You register your targets with a target group. When you create a target group, you specify its target type, which determines how you register its targets. For example, you can register instance IDs, IP addresses, or Lambda functions. For more information, see Target groups for your Application Load Balancers.

If demand on your currently registered targets increases, you can register additional targets in order to handle the demand. When your target is ready to handle requests, register it with your target group. The load balancer starts routing requests to the target as soon as the registration process completes and the target passes the initial health checks.

If demand on your registered targets decreases, or you need to service a target, you can deregister it from your target group. The load balancer stops routing requests to a target as soon as you deregister it. When the target is ready to receive requests, you can register it with the target group again.

When you deregister a target, the load balancer waits until in-flight requests have completed. This is known as connection draining. The status of a target is draining while connection draining is in progress.

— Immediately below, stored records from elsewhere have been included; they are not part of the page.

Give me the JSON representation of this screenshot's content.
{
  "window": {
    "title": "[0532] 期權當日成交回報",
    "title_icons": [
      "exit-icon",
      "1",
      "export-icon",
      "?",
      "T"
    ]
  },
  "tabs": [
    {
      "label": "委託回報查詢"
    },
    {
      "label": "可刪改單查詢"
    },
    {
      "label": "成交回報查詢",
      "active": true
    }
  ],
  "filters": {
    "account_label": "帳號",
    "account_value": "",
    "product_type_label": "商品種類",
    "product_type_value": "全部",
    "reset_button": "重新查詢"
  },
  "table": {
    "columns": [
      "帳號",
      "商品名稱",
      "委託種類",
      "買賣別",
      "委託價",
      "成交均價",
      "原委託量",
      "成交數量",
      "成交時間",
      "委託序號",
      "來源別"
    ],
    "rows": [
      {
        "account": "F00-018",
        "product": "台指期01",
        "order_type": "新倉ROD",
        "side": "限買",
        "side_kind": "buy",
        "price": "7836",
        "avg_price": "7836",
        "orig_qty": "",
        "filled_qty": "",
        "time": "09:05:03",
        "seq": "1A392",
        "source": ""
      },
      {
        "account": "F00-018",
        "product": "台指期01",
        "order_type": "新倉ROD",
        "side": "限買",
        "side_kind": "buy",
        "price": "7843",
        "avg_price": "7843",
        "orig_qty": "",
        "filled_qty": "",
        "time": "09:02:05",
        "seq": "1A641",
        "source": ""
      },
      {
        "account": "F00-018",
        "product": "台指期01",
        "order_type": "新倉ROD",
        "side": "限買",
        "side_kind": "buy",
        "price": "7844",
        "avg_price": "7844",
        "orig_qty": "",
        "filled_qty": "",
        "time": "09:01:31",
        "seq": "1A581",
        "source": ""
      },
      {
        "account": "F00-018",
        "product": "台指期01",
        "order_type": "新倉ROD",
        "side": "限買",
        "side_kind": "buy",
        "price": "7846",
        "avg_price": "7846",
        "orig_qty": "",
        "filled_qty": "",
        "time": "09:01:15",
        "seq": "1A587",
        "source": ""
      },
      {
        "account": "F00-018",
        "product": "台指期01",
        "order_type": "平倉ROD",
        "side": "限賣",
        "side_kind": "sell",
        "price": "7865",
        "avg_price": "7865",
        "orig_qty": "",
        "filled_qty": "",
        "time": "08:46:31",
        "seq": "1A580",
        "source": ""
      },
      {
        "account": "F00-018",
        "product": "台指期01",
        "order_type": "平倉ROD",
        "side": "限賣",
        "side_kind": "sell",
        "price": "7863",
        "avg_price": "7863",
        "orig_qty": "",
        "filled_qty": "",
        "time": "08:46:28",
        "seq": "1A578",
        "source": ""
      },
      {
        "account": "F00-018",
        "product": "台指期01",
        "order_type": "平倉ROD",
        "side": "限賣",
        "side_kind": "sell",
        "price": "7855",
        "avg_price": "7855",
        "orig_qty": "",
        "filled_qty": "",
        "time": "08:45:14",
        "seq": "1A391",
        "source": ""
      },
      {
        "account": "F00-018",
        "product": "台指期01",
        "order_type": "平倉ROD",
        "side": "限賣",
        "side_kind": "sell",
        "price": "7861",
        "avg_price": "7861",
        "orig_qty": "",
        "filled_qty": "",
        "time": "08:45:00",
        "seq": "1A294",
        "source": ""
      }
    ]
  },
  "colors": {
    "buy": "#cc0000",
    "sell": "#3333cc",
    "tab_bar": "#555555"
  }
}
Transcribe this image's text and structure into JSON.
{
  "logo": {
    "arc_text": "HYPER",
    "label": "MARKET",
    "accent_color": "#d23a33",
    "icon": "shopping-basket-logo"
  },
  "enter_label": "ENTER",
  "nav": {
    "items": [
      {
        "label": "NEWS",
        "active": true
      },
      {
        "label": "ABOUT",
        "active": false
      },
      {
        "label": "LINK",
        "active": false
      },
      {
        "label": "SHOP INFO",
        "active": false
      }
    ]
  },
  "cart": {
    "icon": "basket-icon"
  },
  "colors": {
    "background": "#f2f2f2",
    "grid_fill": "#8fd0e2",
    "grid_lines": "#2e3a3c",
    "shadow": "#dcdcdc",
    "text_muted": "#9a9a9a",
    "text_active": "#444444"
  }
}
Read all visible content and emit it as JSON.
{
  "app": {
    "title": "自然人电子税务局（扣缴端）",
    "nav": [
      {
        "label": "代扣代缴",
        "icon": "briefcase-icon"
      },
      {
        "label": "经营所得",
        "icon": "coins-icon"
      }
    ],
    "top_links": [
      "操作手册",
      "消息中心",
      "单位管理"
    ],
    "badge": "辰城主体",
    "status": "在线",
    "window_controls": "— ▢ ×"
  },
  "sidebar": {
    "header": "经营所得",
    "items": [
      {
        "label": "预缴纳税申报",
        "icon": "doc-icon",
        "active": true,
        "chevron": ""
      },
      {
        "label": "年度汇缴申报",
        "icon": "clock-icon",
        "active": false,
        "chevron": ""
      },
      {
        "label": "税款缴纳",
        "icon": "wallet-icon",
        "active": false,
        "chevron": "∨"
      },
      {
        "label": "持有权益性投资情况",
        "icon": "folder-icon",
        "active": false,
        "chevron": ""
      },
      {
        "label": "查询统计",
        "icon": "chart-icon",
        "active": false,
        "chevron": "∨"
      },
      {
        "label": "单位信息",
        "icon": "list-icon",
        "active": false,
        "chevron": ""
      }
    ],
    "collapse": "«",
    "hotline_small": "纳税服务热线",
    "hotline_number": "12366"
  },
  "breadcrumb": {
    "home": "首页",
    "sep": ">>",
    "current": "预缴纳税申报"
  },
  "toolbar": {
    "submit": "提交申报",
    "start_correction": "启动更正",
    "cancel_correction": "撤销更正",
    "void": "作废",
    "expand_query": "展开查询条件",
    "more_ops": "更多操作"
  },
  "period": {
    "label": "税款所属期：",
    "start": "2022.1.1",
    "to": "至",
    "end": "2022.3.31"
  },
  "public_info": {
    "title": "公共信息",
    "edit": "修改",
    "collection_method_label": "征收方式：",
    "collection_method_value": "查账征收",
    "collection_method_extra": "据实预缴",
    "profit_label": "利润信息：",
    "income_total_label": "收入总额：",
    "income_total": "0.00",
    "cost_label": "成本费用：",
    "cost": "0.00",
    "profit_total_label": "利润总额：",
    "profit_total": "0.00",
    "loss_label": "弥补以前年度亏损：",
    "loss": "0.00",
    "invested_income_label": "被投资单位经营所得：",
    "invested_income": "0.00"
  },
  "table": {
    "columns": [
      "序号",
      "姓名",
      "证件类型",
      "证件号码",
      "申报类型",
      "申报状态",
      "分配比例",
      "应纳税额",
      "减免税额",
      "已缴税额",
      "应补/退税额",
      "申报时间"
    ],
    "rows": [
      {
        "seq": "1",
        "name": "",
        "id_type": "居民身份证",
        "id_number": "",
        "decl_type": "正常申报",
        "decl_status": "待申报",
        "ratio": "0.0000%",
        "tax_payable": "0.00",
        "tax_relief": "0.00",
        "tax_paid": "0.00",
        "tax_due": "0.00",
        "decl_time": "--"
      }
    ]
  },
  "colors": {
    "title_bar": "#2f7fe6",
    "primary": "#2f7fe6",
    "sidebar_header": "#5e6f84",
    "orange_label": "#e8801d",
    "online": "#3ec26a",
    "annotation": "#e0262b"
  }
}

When you deregister a target that was registered by IP address, you must wait for the deregistration delay to complete before you can register the same IP address again.

If you are registering targets by instance ID, you can use your load balancer with an Auto Scaling group. After you attach a target group to an Auto Scaling group and the group scales out, the instances launched by the Auto Scaling group are automatically registered with the target group. If you detach the target group from the Auto Scaling group, the instances are automatically deregistered from the target group. For more information, see Attaching a load balancer to your Auto Scaling group in the Amazon EC2 Auto Scaling User Guide.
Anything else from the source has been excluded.